According to the Pew Research Center 36% of Americans rent their homes. With millions of Americans renting, the only way for landlords to sift through applicants for a reliable tenant is through a thorough screening.
Conducting a thorough screening of potential tenants is a must for landlords and property mangers. It will allow you to fill your rental property with reliable tenants that will pay their bills on time and be good stewards of your property. Keep reading to learn six common tenant screening errors to avoid.
1. Bypassing the Tenant Screening Process
The tenant screening process exists to protect you, fellow residents, and your property. The proper screening process allow you know if they have the financial means to pay their bills on time, will be good stewards of your property, or if they have a criminal history. Take the time to vet any potential tenant.
2. Using an Unreliable Screening Service
Property owners can be led astray in the tenant screening process if they are using an unreliable service. When picking a tenant screening service you need to inquire about the verification bases. Figure out what tenant screening software is used and determine if that is compatible with what you want out of a tenant screening service.
Ask what kind of tenant interview questions are asked, if credit checks are run, and what kind of background checks the screening service provides. A wholistic screening service can help you protect your property from unreliable tenants.
3. Screening Only One Co-Applicant
Screening only one co-applicant is a mistake. Many landlords fail to screen all of the residents of a unit. Only screening the primary signatory can leave you with an unreliable co-tenant that may destroy property or fail to pay their portion of the bills.
If a co-tenant decides to stop payments or move out, you primary renter may not have the financial means to make the full rent on their own. Any potential tenant (primary resident or not) must be fully vetted.
4. Failure to Comply with Housing Laws
Before interviewing a prospective renter, landlords must confirm the local fair housing legislation. Remember that certain local regulations extend beyond what is required by federal law. You need to ensure that your screening process does not leave room for bias and adheres to all local laws.

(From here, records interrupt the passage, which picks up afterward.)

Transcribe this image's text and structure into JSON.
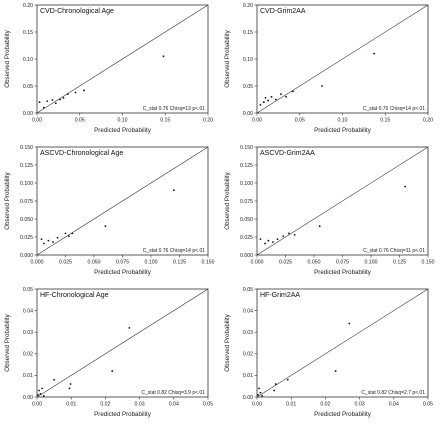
{
  "chart_data": [
    {
      "type": "scatter",
      "title": "CVD-Chronological Age",
      "xlabel": "Predicted Probability",
      "ylabel": "Observed Probability",
      "xlim": [
        0,
        0.2
      ],
      "ylim": [
        0,
        0.2
      ],
      "xticks": [
        "0.00",
        "0.05",
        "0.10",
        "0.15",
        "0.20"
      ],
      "yticks": [
        "0.00",
        "0.05",
        "0.10",
        "0.15",
        "0.20"
      ],
      "tick_values": [
        0,
        0.05,
        0.1,
        0.15,
        0.2
      ],
      "reference_line": "y=x",
      "annotation": "C_stat 0.76 Chisq=13 p<.01",
      "x": [
        0.003,
        0.008,
        0.012,
        0.018,
        0.022,
        0.027,
        0.031,
        0.036,
        0.045,
        0.055,
        0.148
      ],
      "y": [
        0.02,
        0.01,
        0.022,
        0.024,
        0.018,
        0.025,
        0.028,
        0.035,
        0.038,
        0.042,
        0.105
      ]
    },
    {
      "type": "scatter",
      "title": "CVD-Grim2AA",
      "xlabel": "Predicted Probability",
      "ylabel": "Observed Probability",
      "xlim": [
        0,
        0.2
      ],
      "ylim": [
        0,
        0.2
      ],
      "xticks": [
        "0.00",
        "0.05",
        "0.10",
        "0.15",
        "0.20"
      ],
      "yticks": [
        "0.00",
        "0.05",
        "0.10",
        "0.15",
        "0.20"
      ],
      "tick_values": [
        0,
        0.05,
        0.1,
        0.15,
        0.2
      ],
      "reference_line": "y=x",
      "annotation": "C_stat 0.76 Chisq=14 p<.01",
      "x": [
        0.004,
        0.008,
        0.01,
        0.013,
        0.017,
        0.022,
        0.028,
        0.034,
        0.042,
        0.076,
        0.137
      ],
      "y": [
        0.015,
        0.02,
        0.028,
        0.023,
        0.03,
        0.025,
        0.035,
        0.03,
        0.04,
        0.05,
        0.11
      ]
    },
    {
      "type": "scatter",
      "title": "ASCVD-Chronological Age",
      "xlabel": "Predicted Probability",
      "ylabel": "Observed Probability",
      "xlim": [
        0,
        0.15
      ],
      "ylim": [
        0,
        0.15
      ],
      "xticks": [
        "0.000",
        "0.025",
        "0.050",
        "0.075",
        "0.100",
        "0.125",
        "0.150"
      ],
      "yticks": [
        "0.000",
        "0.025",
        "0.050",
        "0.075",
        "0.100",
        "0.125",
        "0.150"
      ],
      "tick_values": [
        0,
        0.025,
        0.05,
        0.075,
        0.1,
        0.125,
        0.15
      ],
      "reference_line": "y=x",
      "annotation": "C_stat 0.76 Chisq=14 p<.01",
      "x": [
        0.004,
        0.006,
        0.01,
        0.014,
        0.018,
        0.025,
        0.028,
        0.031,
        0.06,
        0.12
      ],
      "y": [
        0.022,
        0.016,
        0.02,
        0.018,
        0.024,
        0.03,
        0.026,
        0.03,
        0.04,
        0.09
      ]
    },
    {
      "type": "scatter",
      "title": "ASCVD-Grim2AA",
      "xlabel": "Predicted Probability",
      "ylabel": "Observed Probability",
      "xlim": [
        0,
        0.15
      ],
      "ylim": [
        0,
        0.15
      ],
      "xticks": [
        "0.000",
        "0.025",
        "0.050",
        "0.075",
        "0.100",
        "0.125",
        "0.150"
      ],
      "yticks": [
        "0.000",
        "0.025",
        "0.050",
        "0.075",
        "0.100",
        "0.125",
        "0.150"
      ],
      "tick_values": [
        0,
        0.025,
        0.05,
        0.075,
        0.1,
        0.125,
        0.15
      ],
      "reference_line": "y=x",
      "annotation": "C_stat 0.76 Chisq=11 p<.01",
      "x": [
        0.003,
        0.007,
        0.01,
        0.014,
        0.018,
        0.023,
        0.028,
        0.033,
        0.055,
        0.13
      ],
      "y": [
        0.022,
        0.016,
        0.02,
        0.018,
        0.022,
        0.026,
        0.03,
        0.028,
        0.04,
        0.095
      ]
    },
    {
      "type": "scatter",
      "title": "HF-Chronological Age",
      "xlabel": "Predicted Probability",
      "ylabel": "Observed Probability",
      "xlim": [
        0,
        0.05
      ],
      "ylim": [
        0,
        0.05
      ],
      "xticks": [
        "0.00",
        "0.01",
        "0.02",
        "0.03",
        "0.04",
        "0.05"
      ],
      "yticks": [
        "0.00",
        "0.01",
        "0.02",
        "0.03",
        "0.04",
        "0.05"
      ],
      "tick_values": [
        0,
        0.01,
        0.02,
        0.03,
        0.04,
        0.05
      ],
      "reference_line": "y=x",
      "annotation": "C_stat 0.82 Chisq=3.9 p<.01",
      "x": [
        0.0003,
        0.0006,
        0.001,
        0.0015,
        0.002,
        0.005,
        0.0095,
        0.0098,
        0.022,
        0.027
      ],
      "y": [
        0.001,
        0.003,
        0.0015,
        0.004,
        0.0005,
        0.008,
        0.004,
        0.006,
        0.012,
        0.032
      ]
    },
    {
      "type": "scatter",
      "title": "HF-Grim2AA",
      "xlabel": "Predicted Probability",
      "ylabel": "Observed Probability",
      "xlim": [
        0,
        0.05
      ],
      "ylim": [
        0,
        0.05
      ],
      "xticks": [
        "0.00",
        "0.01",
        "0.02",
        "0.03",
        "0.04",
        "0.05"
      ],
      "yticks": [
        "0.00",
        "0.01",
        "0.02",
        "0.03",
        "0.04",
        "0.05"
      ],
      "tick_values": [
        0,
        0.01,
        0.02,
        0.03,
        0.04,
        0.05
      ],
      "reference_line": "y=x",
      "annotation": "C_stat 0.82 Chisq=2.7 p<.01",
      "x": [
        0.0003,
        0.0006,
        0.001,
        0.0015,
        0.005,
        0.0055,
        0.009,
        0.023,
        0.027
      ],
      "y": [
        0.001,
        0.004,
        0.002,
        0.0005,
        0.003,
        0.006,
        0.008,
        0.012,
        0.034
      ]
    }
  ]
}
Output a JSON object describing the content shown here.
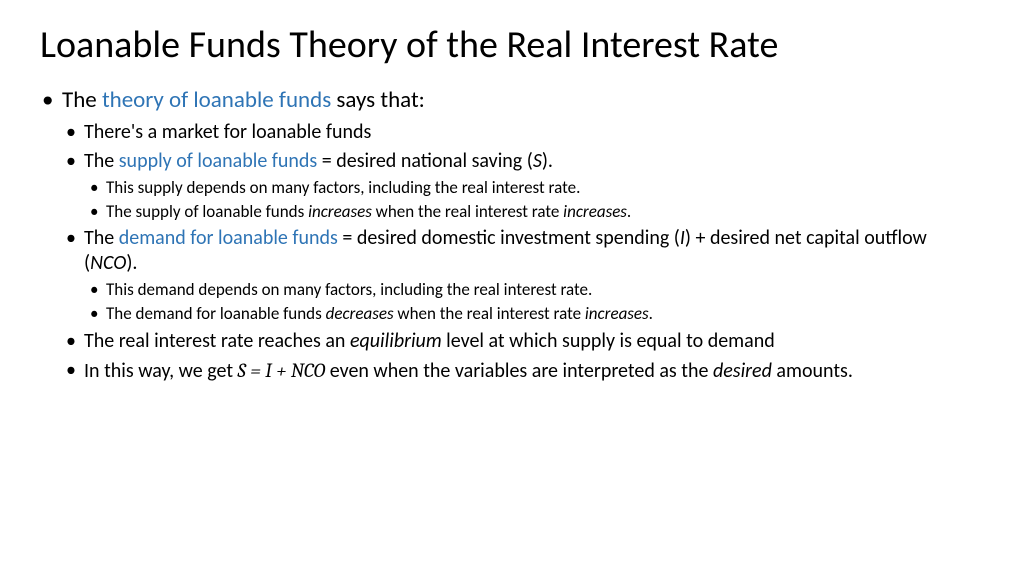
{
  "colors": {
    "text": "#000000",
    "accent": "#2e74b5",
    "background": "#ffffff"
  },
  "title": "Loanable Funds Theory of the Real Interest Rate",
  "intro": {
    "pre": "The ",
    "term": "theory of loanable funds",
    "post": " says that:"
  },
  "sub1": "There's a market for loanable funds",
  "supply": {
    "pre": "The ",
    "term": "supply of loanable funds",
    "post1": " = desired national saving (",
    "var": "S",
    "post2": ")."
  },
  "supply_d1": "This supply depends on many factors, including the real interest rate.",
  "supply_d2": {
    "a": "The supply of loanable funds ",
    "b": "increases",
    "c": " when the real interest rate ",
    "d": "increases",
    "e": "."
  },
  "demand": {
    "pre": "The ",
    "term": "demand for loanable funds",
    "post1": " = desired domestic investment spending (",
    "var1": "I",
    "post2": ") + desired net capital outflow (",
    "var2": "NCO",
    "post3": ")."
  },
  "demand_d1": "This demand depends on many factors, including the real interest rate.",
  "demand_d2": {
    "a": "The demand for loanable funds ",
    "b": "decreases",
    "c": " when the real interest rate ",
    "d": "increases",
    "e": "."
  },
  "equil": {
    "a": "The real interest rate reaches an ",
    "b": "equilibrium",
    "c": " level at which supply is equal to demand"
  },
  "final": {
    "a": "In this way, we get ",
    "eq": "S = I + NCO",
    "b": " even when the variables are interpreted as the ",
    "c": "desired",
    "d": " amounts."
  }
}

5. Skipping Financial Documentation Review
When screening a tenant you need to ask for proof of employment, employment history, check their credit score, and ask for a copy of their bank statements. This kind of thorough financial documentation will give you confidence in their ability to pay bills in a timely manner. Skipping these financial documents can leave you with an unreliable tenant that lacks the financial means opt pay bills on time.
6. Not Checking for References
Each of your renters should provide references for you. Good references can help boost an application and even give you insights into what kind of tenant an applicant will be.
A former employer or landlord might serve as the reference, you should not allow friends or family members to write these references. People who are too close to your potential tenant may paint an rose-colored image of them.
Avoid Common Tenant Screening Errors
When selecting tenants for your property, you must properly vet candidates to avoid common tenant screening errors. Failure to screen your candidates will make eviction more likely and effective property management more difficult.